«Imitating Dionysius, a primary figure within the Symbolist culture, this book seeks hybrid and dynamic processes, co-presences, and ambivalence, tracking down the many works in which the strict categories of “East” and “West,” “Classicism” and “Modernity,” “Russia” and “Europe” are reversed and reformulated into new paradigms.»
The Russian Symbolist period reformulated its own cultural identity from a spatial point of view, shaping an imaginary place formed by the hybridisation between Ancient Greece and the Orient: this is the main idea of this essay, that regards geographical space as a tool to read literary and cultural history in a new way. The book maps the Russian Zeitgeist – roughly from 1890 to 1917 – according to the descriptions of the “Russian Self” made by Andrej Belyj, Valerij Brjusov, Valentin Serov, Michail Vrubel’, Lev Bakst, and Dmitrij Mendeleev, just to name a few.
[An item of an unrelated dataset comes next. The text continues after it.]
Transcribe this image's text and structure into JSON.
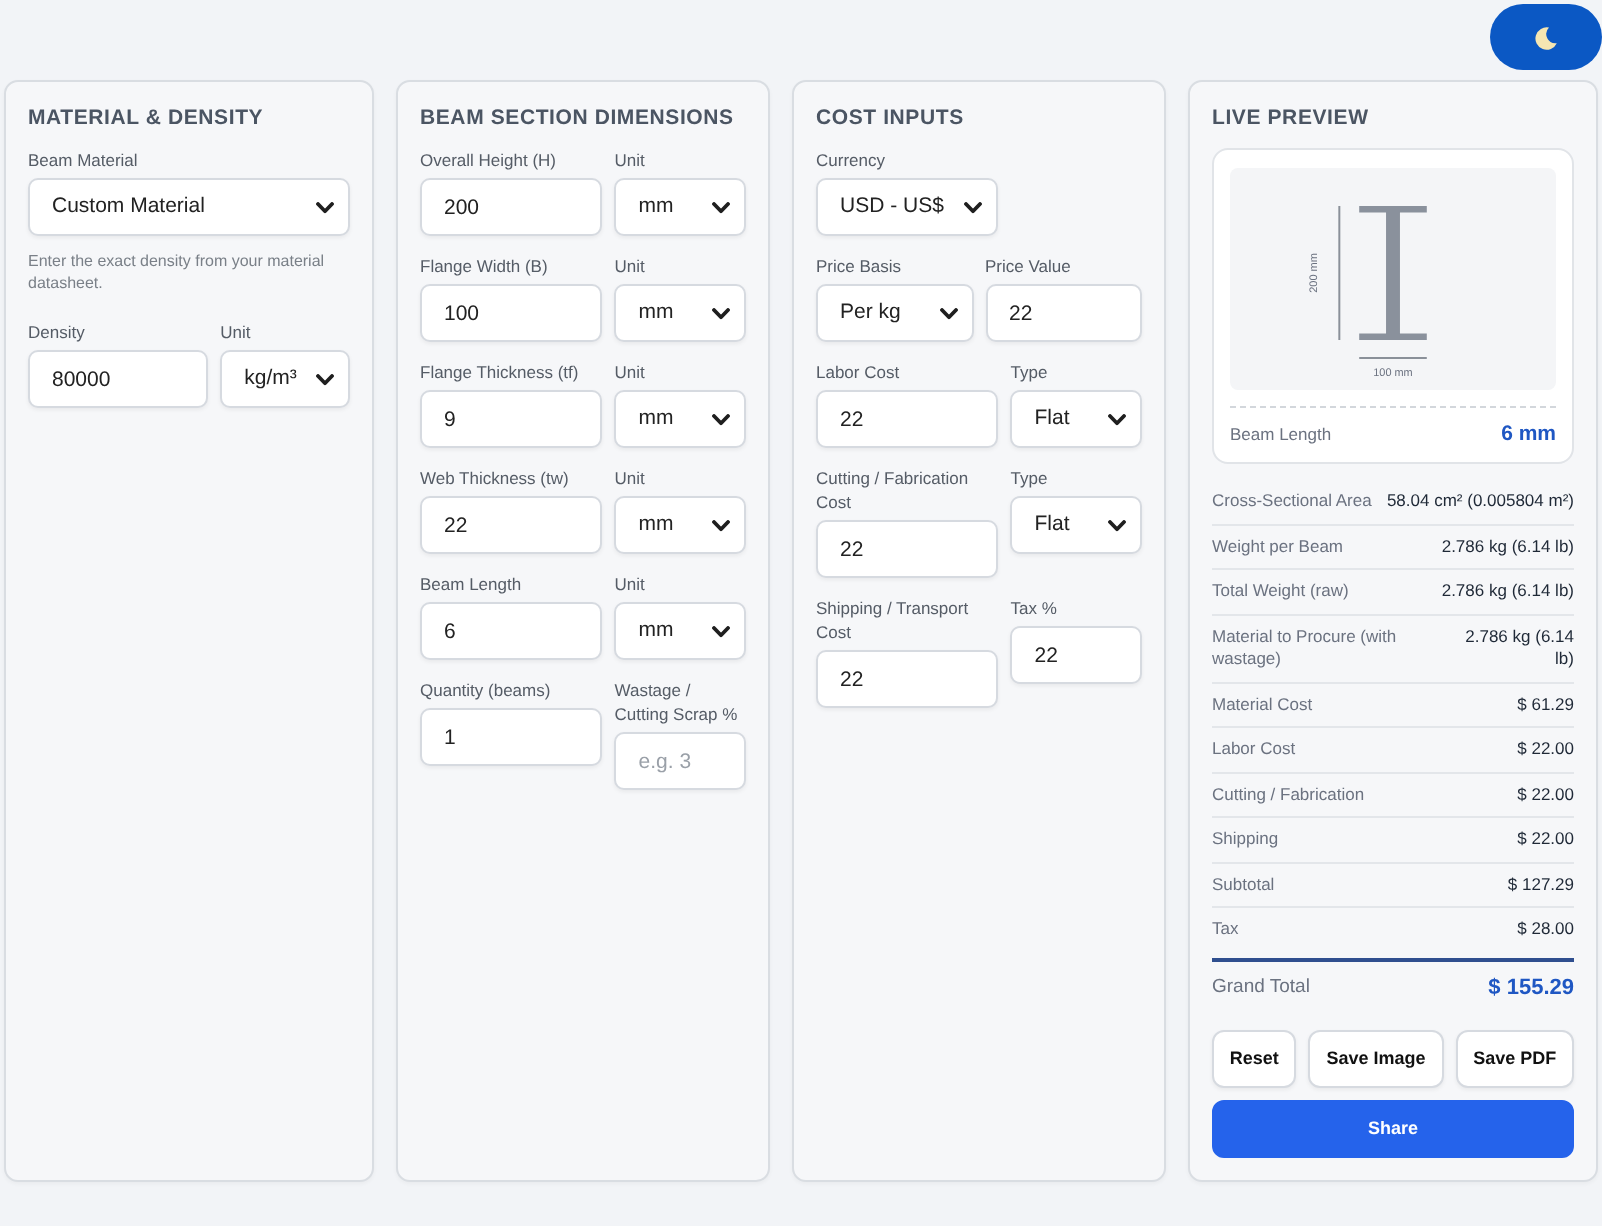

Through an extensive use of montage and an intentionally loose application of chronological and typological definitions, the analysis reveals how Russian thought, in the syncretic Symbolist period, lays the foundations for a new Self, interpreted not as a sum of incoherent elements, but as a coherent holistic space.
Martina Morabito is Adjunct Professor of Russian Literature and Russian Culture at the University of Urbino Carlo Bo, and Adjunct Professor of Russian Language at the University of Milan. She focuses her research interests on Russian Symbolism and its conceptualisation of geographical spaces. As well as publishing on Russian Orientalism, Thing Theory, and Literary Cartography, she has published and translated the Japanese-style verses of Russian Symbolist writers Andrej Belyj, Valerij Brjusov, and Konstantin Bal’mont.